Yoga was passed on by word of mouth from one sage to another. It was Patanjali who systematically compiled and presented it in his book Yoga Sutras. Patanjali’s systematic exposition of the practice and philosophy of Yoga, along with guidelines for mental and spiritual development has had a deep impact on the world’s understanding of Yoga.


The contribution of ancient Indian scientists towards science was significant. Learning was encouraged in the ancient period and these scientists received considerable support from their rulers. Many educational institutions were established to impart this knowledge to eager learners. Slowly this knowledge spread to other parts of the world and contributed towards the development of science and technology.


Q – How did ancient Indian scientists contribute to science?

A – Ancient Indian scientists made many significant contributions to science. They invented the zero and the number system, the value of pi, algebra, trigonometry and calculus. They were successful in explaining the concepts behind eclipses.

Q – How was science encouraged in ancient India?

A – In ancient India, the rulers encouraged scientific thinking and the scientists were highly respected. Many reputed schools and universities were established.

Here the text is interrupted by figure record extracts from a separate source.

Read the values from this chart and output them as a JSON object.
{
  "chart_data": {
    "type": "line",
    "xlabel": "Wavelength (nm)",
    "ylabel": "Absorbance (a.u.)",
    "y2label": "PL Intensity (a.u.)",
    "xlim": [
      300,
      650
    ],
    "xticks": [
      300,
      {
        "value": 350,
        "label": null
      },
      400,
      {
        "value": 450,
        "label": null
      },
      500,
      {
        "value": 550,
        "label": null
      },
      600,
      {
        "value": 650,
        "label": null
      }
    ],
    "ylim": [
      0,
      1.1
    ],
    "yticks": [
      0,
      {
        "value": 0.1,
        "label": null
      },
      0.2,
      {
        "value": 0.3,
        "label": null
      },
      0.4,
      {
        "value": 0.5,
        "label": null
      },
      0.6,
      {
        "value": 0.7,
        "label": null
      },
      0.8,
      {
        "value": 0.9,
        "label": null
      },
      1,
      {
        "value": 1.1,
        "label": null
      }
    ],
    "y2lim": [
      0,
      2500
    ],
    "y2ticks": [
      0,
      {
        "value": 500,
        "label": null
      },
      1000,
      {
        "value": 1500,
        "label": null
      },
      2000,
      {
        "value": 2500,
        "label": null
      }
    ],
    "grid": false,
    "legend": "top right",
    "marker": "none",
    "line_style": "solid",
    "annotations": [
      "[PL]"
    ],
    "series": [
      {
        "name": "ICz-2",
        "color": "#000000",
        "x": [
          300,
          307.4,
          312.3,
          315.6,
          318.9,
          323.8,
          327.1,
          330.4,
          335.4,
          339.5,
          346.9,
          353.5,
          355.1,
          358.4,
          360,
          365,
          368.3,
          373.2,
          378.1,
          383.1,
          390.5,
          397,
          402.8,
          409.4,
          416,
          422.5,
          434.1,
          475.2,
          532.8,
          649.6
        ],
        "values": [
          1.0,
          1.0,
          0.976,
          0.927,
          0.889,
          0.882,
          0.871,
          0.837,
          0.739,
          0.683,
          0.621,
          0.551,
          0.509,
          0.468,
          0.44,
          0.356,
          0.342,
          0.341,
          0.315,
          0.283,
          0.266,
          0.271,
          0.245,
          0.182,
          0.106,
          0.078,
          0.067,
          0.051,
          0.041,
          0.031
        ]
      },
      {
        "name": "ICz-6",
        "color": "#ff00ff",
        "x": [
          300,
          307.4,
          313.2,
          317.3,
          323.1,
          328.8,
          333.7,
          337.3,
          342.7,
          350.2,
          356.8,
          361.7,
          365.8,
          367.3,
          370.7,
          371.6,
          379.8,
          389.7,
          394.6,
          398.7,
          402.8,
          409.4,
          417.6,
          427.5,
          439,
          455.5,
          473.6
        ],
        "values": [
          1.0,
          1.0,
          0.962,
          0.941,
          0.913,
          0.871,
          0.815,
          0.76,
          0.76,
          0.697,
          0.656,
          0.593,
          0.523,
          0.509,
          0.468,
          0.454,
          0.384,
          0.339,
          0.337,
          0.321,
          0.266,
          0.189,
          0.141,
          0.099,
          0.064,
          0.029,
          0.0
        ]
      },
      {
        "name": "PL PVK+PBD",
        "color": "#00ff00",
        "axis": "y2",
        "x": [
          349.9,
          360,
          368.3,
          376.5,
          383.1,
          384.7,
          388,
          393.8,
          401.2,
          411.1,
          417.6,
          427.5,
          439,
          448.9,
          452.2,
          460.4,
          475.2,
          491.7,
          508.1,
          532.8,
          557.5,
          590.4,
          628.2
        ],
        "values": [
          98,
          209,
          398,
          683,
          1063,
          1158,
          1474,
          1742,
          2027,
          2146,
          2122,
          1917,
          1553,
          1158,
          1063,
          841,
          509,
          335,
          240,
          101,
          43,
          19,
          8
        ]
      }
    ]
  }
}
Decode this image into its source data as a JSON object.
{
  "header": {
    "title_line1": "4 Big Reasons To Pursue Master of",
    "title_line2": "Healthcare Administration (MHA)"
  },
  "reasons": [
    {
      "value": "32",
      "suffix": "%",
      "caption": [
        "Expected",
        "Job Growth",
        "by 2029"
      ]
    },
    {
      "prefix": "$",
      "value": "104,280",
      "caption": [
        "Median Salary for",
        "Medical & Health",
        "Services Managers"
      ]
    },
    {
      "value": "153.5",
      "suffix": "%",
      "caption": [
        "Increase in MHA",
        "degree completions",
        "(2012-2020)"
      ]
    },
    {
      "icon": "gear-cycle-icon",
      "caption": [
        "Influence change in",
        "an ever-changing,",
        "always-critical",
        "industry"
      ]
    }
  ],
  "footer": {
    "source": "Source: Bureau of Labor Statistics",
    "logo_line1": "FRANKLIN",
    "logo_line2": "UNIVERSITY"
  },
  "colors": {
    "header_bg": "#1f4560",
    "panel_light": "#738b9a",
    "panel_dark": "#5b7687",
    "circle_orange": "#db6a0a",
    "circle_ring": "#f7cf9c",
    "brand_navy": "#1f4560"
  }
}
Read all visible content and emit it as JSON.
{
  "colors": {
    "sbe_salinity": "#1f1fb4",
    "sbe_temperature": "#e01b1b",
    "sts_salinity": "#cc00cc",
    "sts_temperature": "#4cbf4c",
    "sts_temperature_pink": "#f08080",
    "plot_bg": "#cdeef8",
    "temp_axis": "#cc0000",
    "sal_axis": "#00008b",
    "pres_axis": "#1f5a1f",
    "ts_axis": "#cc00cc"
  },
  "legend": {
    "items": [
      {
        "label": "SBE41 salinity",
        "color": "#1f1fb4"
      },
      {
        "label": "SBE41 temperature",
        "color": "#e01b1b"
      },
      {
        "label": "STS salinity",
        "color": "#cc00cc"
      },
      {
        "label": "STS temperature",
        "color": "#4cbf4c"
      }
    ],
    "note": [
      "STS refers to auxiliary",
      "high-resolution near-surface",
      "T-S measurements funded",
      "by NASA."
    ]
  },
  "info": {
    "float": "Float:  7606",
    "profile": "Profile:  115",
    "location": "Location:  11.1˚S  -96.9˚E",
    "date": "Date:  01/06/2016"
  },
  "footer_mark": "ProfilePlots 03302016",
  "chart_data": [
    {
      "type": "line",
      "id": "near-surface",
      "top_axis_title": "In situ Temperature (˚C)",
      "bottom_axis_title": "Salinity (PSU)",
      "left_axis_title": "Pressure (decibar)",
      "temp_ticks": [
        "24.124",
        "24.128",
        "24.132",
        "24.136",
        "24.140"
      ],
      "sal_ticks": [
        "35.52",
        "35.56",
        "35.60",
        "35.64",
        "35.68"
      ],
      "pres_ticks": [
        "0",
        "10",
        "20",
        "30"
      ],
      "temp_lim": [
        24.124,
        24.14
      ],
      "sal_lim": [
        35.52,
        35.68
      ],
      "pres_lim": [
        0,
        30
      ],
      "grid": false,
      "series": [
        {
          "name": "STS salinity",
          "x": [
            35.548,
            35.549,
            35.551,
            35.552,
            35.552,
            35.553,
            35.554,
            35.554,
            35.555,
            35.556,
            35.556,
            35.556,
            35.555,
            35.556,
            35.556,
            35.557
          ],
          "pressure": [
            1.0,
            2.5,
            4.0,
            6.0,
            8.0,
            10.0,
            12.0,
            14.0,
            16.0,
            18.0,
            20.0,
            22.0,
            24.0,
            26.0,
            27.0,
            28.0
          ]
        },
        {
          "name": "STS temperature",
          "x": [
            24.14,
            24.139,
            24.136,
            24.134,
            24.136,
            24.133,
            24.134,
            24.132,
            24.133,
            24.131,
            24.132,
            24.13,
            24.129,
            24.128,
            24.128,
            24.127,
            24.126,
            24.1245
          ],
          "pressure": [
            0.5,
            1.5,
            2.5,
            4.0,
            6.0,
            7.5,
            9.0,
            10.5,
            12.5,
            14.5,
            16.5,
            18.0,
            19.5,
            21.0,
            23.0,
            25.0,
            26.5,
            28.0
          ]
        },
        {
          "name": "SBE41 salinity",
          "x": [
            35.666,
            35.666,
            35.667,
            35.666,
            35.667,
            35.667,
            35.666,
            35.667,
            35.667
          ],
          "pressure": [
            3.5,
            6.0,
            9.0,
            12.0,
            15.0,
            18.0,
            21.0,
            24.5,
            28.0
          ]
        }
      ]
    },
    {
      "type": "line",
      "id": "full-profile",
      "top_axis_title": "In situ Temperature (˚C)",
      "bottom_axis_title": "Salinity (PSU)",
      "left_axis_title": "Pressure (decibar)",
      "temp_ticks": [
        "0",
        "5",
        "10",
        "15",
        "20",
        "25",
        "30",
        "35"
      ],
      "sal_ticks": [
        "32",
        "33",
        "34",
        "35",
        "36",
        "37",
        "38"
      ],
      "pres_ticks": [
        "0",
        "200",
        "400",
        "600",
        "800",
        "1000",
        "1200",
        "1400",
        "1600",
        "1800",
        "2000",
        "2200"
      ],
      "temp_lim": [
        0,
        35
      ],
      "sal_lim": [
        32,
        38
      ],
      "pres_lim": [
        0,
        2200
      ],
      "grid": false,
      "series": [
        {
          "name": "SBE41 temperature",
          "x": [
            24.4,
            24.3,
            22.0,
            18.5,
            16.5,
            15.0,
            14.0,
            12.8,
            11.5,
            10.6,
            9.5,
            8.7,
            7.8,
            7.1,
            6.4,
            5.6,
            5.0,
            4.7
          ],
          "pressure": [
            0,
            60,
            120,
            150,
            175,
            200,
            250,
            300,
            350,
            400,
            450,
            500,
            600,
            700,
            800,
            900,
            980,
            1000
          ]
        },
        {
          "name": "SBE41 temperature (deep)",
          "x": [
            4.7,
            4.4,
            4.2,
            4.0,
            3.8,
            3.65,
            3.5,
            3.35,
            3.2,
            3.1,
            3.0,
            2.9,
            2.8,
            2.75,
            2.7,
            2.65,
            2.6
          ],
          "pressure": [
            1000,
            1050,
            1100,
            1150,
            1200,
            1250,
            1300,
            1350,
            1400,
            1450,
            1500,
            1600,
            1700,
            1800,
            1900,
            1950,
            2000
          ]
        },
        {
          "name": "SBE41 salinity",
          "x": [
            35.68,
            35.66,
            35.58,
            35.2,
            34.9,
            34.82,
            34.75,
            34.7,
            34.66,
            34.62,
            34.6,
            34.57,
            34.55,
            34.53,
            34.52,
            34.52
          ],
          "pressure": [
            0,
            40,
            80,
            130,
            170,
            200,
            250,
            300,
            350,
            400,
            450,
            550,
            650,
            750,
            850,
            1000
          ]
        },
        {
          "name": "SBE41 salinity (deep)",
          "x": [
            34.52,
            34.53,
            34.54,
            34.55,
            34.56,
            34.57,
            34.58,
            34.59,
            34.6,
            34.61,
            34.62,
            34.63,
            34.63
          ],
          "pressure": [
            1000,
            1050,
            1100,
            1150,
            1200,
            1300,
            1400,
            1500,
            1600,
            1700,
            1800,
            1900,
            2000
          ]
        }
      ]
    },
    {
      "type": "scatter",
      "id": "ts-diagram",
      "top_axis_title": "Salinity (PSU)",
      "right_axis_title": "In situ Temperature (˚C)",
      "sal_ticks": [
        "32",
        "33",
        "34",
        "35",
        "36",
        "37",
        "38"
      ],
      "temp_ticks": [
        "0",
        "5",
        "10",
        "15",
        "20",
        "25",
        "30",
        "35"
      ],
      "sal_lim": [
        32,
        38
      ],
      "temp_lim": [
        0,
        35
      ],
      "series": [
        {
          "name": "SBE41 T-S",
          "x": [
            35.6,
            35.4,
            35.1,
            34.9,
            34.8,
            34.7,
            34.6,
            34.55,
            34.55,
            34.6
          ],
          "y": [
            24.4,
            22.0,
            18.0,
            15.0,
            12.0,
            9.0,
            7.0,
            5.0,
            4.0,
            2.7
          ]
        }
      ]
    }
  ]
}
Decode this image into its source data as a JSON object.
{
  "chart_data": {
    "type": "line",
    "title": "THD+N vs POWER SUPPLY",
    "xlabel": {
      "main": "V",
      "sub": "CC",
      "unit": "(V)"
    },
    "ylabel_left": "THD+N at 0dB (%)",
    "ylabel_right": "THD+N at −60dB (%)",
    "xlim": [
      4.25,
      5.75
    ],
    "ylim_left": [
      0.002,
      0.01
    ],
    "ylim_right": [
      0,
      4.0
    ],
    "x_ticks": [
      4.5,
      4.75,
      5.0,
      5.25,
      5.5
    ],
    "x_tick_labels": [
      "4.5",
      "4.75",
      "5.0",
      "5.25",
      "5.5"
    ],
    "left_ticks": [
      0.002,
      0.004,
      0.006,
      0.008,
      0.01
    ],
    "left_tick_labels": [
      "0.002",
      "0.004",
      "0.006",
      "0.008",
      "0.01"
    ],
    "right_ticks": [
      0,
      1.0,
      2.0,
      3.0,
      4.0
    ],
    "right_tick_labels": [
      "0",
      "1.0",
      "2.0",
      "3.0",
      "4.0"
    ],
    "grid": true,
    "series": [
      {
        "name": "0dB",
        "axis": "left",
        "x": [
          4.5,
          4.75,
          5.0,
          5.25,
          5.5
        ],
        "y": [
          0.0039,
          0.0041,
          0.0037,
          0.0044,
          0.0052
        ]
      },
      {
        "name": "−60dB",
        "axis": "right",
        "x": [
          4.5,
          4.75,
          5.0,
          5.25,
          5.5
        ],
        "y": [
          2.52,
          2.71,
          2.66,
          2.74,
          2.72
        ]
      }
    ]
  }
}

Learning was highly encouraged.

Q – Who was physicist in ancient India?

A – Aryabhatta was a fifth century mathematician, astronomer, astrologer, and physicist. He authored Aryabhattiya.

Q – Who was the chemist in ancient India?

A – Nagarjuna and Kanad were the chemists of ancient India. Their contribution was ground- breaking.

Q – What is the golden age of Indian science?

A – The period of Gupta rule between 300 and 600 CE has been called the Golden Age of India for its advances in science and emphasis on classical Indian art and literature.